In the crypto community we are used to hearing that Bitcoin is not backed by anything, meaning its value is taken out of thin air. At the same time, it is generally accepted that the US dollar is a currency that successfully acts as a means of saving at the time of depreciation of other national currencies, including the ruble.
Most people believe that money has intrinsic value. However, since President Nixon severed the dollar's link to gold, banknotes have become paper, and their value now depends solely on trust in the U.S. government.
Unlike assets like oil or farmland, fiat currencies are based on collective faith in a system run by central banks and politicians. This makes fiat currencies, government-issued money without physical backing, unreliable.
The modern US dollar is backed by faith. Central banks control its supply by adjusting interest rates and printing money to manage the economy. When the US Federal Reserve creates trillions of dollars (as it did during the 2008 crisis or the Covid-19 pandemic), it erodes the value of existing money, driving up inflation.
Decisions made behind closed doors impact jobs, house prices and grocery bills – the lives of people and their families.
This opacity invites abuse: governments devalue savings through inflation and bail out failed banks with newly printed money. Markets respond with booms and busts driven by policy changes rather than organic demand.
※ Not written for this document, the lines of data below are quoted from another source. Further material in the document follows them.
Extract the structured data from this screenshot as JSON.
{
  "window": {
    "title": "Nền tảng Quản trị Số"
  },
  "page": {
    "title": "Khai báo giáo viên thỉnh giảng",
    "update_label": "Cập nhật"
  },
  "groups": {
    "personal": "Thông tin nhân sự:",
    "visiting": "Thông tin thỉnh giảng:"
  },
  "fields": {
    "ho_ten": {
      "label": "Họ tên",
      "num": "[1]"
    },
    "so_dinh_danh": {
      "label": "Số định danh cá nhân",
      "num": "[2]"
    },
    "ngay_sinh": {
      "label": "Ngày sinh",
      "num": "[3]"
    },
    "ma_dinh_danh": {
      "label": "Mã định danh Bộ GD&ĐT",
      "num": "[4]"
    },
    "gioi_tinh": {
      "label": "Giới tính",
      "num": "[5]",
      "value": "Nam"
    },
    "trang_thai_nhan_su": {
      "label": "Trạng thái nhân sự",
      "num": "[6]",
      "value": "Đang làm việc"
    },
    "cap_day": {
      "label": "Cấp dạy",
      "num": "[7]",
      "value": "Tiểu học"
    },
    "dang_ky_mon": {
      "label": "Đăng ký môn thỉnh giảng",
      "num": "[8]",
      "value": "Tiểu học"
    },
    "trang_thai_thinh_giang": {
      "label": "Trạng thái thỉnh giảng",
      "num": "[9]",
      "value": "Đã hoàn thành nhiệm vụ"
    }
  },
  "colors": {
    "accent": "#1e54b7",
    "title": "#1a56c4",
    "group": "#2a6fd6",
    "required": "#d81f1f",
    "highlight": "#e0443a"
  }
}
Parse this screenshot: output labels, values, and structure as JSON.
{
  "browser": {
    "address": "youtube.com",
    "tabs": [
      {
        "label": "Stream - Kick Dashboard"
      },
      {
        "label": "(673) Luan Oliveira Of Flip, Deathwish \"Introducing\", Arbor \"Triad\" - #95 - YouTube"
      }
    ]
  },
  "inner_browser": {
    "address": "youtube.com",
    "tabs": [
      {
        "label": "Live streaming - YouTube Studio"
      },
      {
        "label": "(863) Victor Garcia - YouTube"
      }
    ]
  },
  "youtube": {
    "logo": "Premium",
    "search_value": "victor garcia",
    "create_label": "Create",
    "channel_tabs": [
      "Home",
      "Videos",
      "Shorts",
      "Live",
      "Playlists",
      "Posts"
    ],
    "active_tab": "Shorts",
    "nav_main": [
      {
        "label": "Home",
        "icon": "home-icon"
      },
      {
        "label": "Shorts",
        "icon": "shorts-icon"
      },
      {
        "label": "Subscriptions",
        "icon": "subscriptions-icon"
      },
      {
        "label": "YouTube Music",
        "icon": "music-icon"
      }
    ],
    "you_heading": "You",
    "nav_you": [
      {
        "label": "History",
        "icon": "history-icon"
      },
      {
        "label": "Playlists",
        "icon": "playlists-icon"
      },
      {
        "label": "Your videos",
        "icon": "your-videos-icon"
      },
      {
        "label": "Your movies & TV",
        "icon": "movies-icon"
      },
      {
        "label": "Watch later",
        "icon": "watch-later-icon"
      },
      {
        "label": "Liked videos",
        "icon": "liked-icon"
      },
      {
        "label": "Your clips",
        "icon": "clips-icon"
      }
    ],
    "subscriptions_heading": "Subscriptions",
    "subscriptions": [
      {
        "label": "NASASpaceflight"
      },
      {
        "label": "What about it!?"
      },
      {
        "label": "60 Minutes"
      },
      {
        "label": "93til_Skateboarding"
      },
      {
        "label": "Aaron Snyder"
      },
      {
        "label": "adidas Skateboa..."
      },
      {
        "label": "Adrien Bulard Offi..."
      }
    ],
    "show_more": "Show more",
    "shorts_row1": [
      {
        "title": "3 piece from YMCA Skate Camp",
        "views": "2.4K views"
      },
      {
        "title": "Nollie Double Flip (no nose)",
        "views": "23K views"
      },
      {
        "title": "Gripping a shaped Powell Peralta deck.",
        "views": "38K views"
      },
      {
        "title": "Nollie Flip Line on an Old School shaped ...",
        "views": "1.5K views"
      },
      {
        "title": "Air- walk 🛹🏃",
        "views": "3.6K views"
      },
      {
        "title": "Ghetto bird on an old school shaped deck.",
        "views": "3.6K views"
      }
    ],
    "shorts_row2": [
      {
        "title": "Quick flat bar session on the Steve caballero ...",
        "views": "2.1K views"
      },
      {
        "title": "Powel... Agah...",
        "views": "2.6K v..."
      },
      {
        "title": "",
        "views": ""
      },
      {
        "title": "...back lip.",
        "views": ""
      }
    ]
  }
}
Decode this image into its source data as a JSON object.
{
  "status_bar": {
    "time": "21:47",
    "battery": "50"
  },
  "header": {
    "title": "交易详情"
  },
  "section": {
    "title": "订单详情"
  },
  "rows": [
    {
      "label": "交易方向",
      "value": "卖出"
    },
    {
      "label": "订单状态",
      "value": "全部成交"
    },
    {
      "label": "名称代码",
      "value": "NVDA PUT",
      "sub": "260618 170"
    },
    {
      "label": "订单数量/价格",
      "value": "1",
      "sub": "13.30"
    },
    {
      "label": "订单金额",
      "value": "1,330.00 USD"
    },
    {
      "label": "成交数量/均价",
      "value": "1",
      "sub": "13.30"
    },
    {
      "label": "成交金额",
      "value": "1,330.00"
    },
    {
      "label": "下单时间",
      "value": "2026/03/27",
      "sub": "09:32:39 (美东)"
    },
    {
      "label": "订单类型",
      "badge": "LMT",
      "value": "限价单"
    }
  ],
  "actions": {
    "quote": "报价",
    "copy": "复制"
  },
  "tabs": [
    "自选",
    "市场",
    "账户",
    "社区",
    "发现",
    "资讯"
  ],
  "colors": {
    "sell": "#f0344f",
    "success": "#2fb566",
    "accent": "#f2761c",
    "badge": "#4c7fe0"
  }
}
Bitcoin , created in 2009 in response to the arbitrariness of centralized financial systems, is built in the opposite way. BTC operates on a decentralized network, where the rules are written in code, not in government documents. Its supply is limited to 21 million coins, which is fixed by algorithms. Every transaction is recorded on a public ledger (blockchain), available for anyone to view.
Critics call Bitcoin's price unstable, but its network structure is transparent. You can check its supply, transactions, and forecast its inflation rate (new coins enter circulation at a fixed, decelerating rate) as often as you like.
There are no additional coins, nor can there be any. No committee can vote to change its rules without a consensus of users around the world. This predictability makes it an alternative for those wary of opaque monetary systems.
The real problem is that most people don’t understand how the fiat currency system works. Fiat currencies require blind faith in untrustworthy institutions. The Bitcoin network is auditable and transparent. So which currency requires more trust?